My Algorithm Loves Me. That’s the Problem

Alexus Grace
Body

 

Image
My Algorithm Loves Me. That’s the Problem

I felt the need to recalibrate this morning. I was feeling anxious.

Interestingly, my favorite social media app, Threads, never shows me headline news. Based on my algorithm, the world is full of babies being born, marriages and proposals being filmed, 35-year wedding anniversaries being celebrated, job promotions, burial of loved ones, medical reports with no evidence of cancer, and this hilarious new blog written by a comedian who joked about missing news affecting Black people’s emotions, satirically called the “Negro Newsletter.” 

All of that to say, my algorithm loves me and does a great job of protecting my psyche and nervous system. 

Still, some things linger. As Phil Collins sang, “I can feel it calling in the air at night...O Lord.” Even without reading, seeing, or hearing it, some truths are just in the air. I feel it. O Lord. 

That’s why I needed to recalibrate today. 

Privilege,the Canon, and Courage 

I keep a satchel in my car filled with my favorite inspirational books. Each week, I return to their wisdom: Audre Lorde’s Sister Outsider; Dr. Imani Perry’s Looking for Lorraine (a biography on playwright Lorraine Hansberry); and They Wanted a Revolution: Black Radical Women, 1965-1985

All of these books include blueprints for Black women committed to a livable future. 

My inspirational canon also includes Social Justice in Action: Models for Campus and Community, edited by Dr. Neal Lester. Today, I revisited highlighted passages from Maureen T Reddy’s “The Uses and Abuses of Privilege.” 

What I love about this text is the balanced awareness that there is a place where one’s privilege can be of use to the common good, and that the same privilege, even in the hands of well-meaning people, can also be an abuse. It depends on where you locate convenience and comfort. Whose comfort is protected? What truths are silenced because they disrupt the status quo? I love these questions. 

But Dr. Reddy was definitely “in her bag” when she talked about one way to access or use your privilege: diversify the reading materials. It works. She describes and cites the “canonical text being taught from canonical perspectives,” which basically reinforces the values of the ivory tower and maintains the status quo. You’re free to hold it up to the light, just place it back where you found it. 

QUESTION: If the professor is regarded as the authority in the classroom, what happens if they expand the canon? 

ANSWER: It reinforces courage and models to scholars-in-training the impact of extending the table to include ideas and voices present but denied access to the hallowed halls. 

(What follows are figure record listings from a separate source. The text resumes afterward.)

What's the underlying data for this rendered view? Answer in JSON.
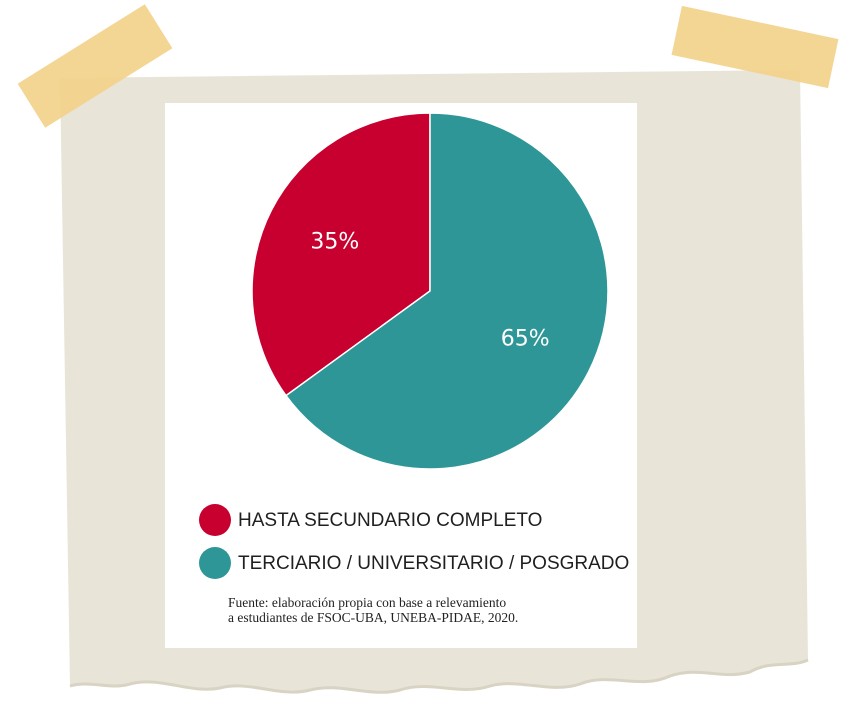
{
  "chart_data": {
    "type": "pie",
    "categories": [
      "HASTA SECUNDARIO COMPLETO",
      "TERCIARIO / UNIVERSITARIO / POSGRADO"
    ],
    "values": [
      35,
      65
    ],
    "value_labels": [
      "35%",
      "65%"
    ],
    "colors": [
      "#c8002f",
      "#2e9696"
    ],
    "source": [
      "Fuente: elaboración propia con base a relevamiento",
      "a estudiantes de FSOC-UBA, UNEBA-PIDAE, 2020."
    ]
  }
}
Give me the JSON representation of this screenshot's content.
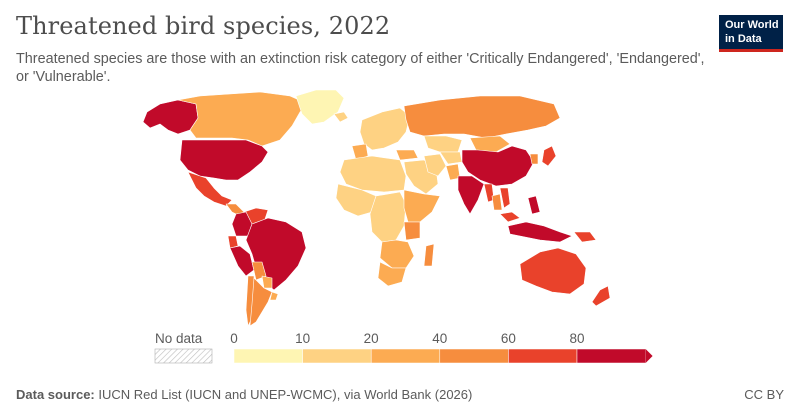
{
  "title": "Threatened bird species, 2022",
  "subtitle": "Threatened species are those with an extinction risk category of either 'Critically Endangered', 'Endangered', or 'Vulnerable'.",
  "logo": {
    "line1": "Our World",
    "line2": "in Data"
  },
  "legend": {
    "no_data_label": "No data",
    "ticks": [
      "0",
      "10",
      "20",
      "40",
      "60",
      "80"
    ],
    "colors": [
      "#fef5b3",
      "#fed283",
      "#fcab52",
      "#f68d3e",
      "#e9422b",
      "#c10a2a"
    ],
    "no_data_color": "#d9d9d9"
  },
  "footer": {
    "source_label": "Data source:",
    "source_text": "IUCN Red List (IUCN and UNEP-WCMC), via World Bank (2026)",
    "license": "CC BY"
  },
  "map_data": {
    "type": "choropleth",
    "regions": [
      {
        "name": "Canada",
        "bin": 2
      },
      {
        "name": "Alaska",
        "bin": 5
      },
      {
        "name": "Greenland",
        "bin": 0
      },
      {
        "name": "United States",
        "bin": 5
      },
      {
        "name": "Mexico",
        "bin": 4
      },
      {
        "name": "Central America",
        "bin": 3
      },
      {
        "name": "Colombia",
        "bin": 5
      },
      {
        "name": "Venezuela",
        "bin": 4
      },
      {
        "name": "Ecuador",
        "bin": 4
      },
      {
        "name": "Peru",
        "bin": 5
      },
      {
        "name": "Brazil",
        "bin": 5
      },
      {
        "name": "Bolivia",
        "bin": 3
      },
      {
        "name": "Paraguay",
        "bin": 2
      },
      {
        "name": "Argentina",
        "bin": 3
      },
      {
        "name": "Chile",
        "bin": 3
      },
      {
        "name": "Uruguay",
        "bin": 2
      },
      {
        "name": "Iceland",
        "bin": 1
      },
      {
        "name": "Europe",
        "bin": 1
      },
      {
        "name": "Spain",
        "bin": 2
      },
      {
        "name": "Russia",
        "bin": 3
      },
      {
        "name": "Kazakhstan",
        "bin": 1
      },
      {
        "name": "Turkey",
        "bin": 2
      },
      {
        "name": "Middle East",
        "bin": 1
      },
      {
        "name": "Iran",
        "bin": 1
      },
      {
        "name": "Central Asia",
        "bin": 1
      },
      {
        "name": "Mongolia",
        "bin": 2
      },
      {
        "name": "China",
        "bin": 5
      },
      {
        "name": "Korea",
        "bin": 3
      },
      {
        "name": "Japan",
        "bin": 4
      },
      {
        "name": "India",
        "bin": 5
      },
      {
        "name": "Pakistan",
        "bin": 2
      },
      {
        "name": "Myanmar",
        "bin": 4
      },
      {
        "name": "Thailand",
        "bin": 3
      },
      {
        "name": "Vietnam",
        "bin": 4
      },
      {
        "name": "Malaysia",
        "bin": 4
      },
      {
        "name": "Philippines",
        "bin": 5
      },
      {
        "name": "Indonesia",
        "bin": 5
      },
      {
        "name": "Papua New Guinea",
        "bin": 4
      },
      {
        "name": "Australia",
        "bin": 4
      },
      {
        "name": "New Zealand",
        "bin": 4
      },
      {
        "name": "North Africa",
        "bin": 1
      },
      {
        "name": "West Africa",
        "bin": 1
      },
      {
        "name": "Central Africa",
        "bin": 1
      },
      {
        "name": "East Africa",
        "bin": 2
      },
      {
        "name": "Tanzania",
        "bin": 3
      },
      {
        "name": "Southern Africa",
        "bin": 2
      },
      {
        "name": "South Africa",
        "bin": 2
      },
      {
        "name": "Madagascar",
        "bin": 3
      }
    ]
  }
}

Because that level of courage has not always been encouraged, I have never been interested in chasing the academy's carrot. Chasing their brass ring feels too much like a childhood memory of a woman from my old neighborhood named Marie chasing a trifling guy named JoJo. He lived with his sister and her two kids in a two-bedroom apartment. He was not winning at life, yet he was Marie's daily waking desire. Tragic all around. 

So, to me, the academy’s carrot feels like Marie chasing JoJo - settling only for what I can see, and still never catching it. Hard pass. 

Instead, I focus on providing content for the present. Who still lacks a voice? Whose story has been poorly told by others? These questions guide me. 

Hope as a Scholarly and Moral Practice

Dr. Reddy’s article snapped me out of my silent rage and prompted me to challenge the ‘empire's lie’ that nothing can change and that the best course of action is to succumb to numbness and despair. I read her essay and was challenged to believe that change is real and that hope is alive. 

I understand professors needing to protect their spots, and that some still value the dangling carrots. I would never encourage them to take my ideas as the ultimate for their lives. 

But I was most encouraged by the idea that professors are standing at lecterns and podiums, committed to including voices that mirror my reality. 

Larry Neal, in his essay “Any Day Now,” says, “Liberation is impossible if we fail to see ourselves in more positive terms.” This insight holds two demands: the need for us to see ourselves, and for what we see, what is mirrored back to us, to be positive, and not someone’s distorted idea of who we are. 

For the scholars-in-training, I pray they are soaking up like sponges the wisdom and witness of those who understand the weight of their responsibility, using their privilege to activate and seed goodness - running from exclusion, and chasing after wild, yet unknown possibilities. 

Something good is growing, and it will be nurtured by those who dare to use their power in service to the common good.